Bantu Mzwakali

Personal information
- Full name: Bantubonke Mzwakali
- Date of birth: 9 November 1993 (age 32)
- Place of birth: Cape Town, South Africa
- Height: 1.73 m (5 ft 8 in)
- Position: Midfielder

Team information
- Current team: Sioni
- Number: 11

Youth career
- Ajax Cape Town

Senior career*
- Years: Team / Apps / (Gls)
- 2013–2018: Ajax Cape Town / 99 / (4)
- 2018: Chippa United / 4 / (0)
- 2018–2019: Bidvest Wits / 3 / (0)
- 2019–2020: Cape Umoya United / 6 / (0)
- 2020–2021: IK Brage / 25 / (0)
- 2021: Swallows FC / 5 / (0)
- 2022: Rustavi / 23 / (9)
- 2023: Shukura / 18 / (3)
- 2023–2024: Dila Gori / 9 / (1)
- 2024–2025: Al-Shaeib
- 2025: Gareji / 5 / (0)
- 2026–: Sioni / 12 / (0)

= Bantu Mzwakali =

South African soccer player

Bantu Mzwakali (born 9 November 1993) is a South African football midfielder who plays for Georgian 2nd division side Sioni.

==Career==

Mzwakali started his career with Ajax Cape Town.

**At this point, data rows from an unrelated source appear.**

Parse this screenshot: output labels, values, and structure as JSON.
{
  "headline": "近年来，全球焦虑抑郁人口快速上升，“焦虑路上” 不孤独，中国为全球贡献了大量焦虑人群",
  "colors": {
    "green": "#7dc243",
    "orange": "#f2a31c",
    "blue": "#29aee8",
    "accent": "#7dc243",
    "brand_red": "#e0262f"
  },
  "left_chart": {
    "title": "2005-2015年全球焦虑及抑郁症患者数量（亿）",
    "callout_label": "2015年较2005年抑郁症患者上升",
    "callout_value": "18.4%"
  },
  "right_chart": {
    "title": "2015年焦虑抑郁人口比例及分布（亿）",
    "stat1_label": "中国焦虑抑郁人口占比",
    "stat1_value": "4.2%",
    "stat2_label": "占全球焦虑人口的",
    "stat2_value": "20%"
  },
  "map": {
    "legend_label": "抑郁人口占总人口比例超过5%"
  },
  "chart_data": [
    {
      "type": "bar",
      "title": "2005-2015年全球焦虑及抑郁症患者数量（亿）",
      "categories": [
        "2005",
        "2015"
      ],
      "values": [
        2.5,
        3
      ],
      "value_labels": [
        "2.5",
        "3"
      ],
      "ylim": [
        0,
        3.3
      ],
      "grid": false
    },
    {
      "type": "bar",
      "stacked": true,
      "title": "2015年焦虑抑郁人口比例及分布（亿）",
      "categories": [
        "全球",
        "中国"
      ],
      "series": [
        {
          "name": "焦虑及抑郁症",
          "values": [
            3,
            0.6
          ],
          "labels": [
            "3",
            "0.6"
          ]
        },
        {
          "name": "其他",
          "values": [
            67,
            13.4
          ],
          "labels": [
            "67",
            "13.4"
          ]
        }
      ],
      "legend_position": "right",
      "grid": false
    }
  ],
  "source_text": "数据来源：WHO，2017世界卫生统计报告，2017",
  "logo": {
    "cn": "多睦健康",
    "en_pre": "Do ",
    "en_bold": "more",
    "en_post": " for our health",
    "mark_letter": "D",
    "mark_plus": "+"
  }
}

He hails from Gugulethu on the Cape Flats.

===IK Brage===
On 23 January 2020, Mzwakali joined Swedish Superettan club IK Brage on a one-year deal.

===Al-Shaeib===
On 12 January 2024, Mzwakali joined Al-Shaeib.

===Georgian Clubs===
Mzwakali has played for five top-league and 2nd division teams in Georgia. In September 2025, he returned from Saudi Arabia to join Erovnuli Liga club Gareji, although shortly moved to Sioni.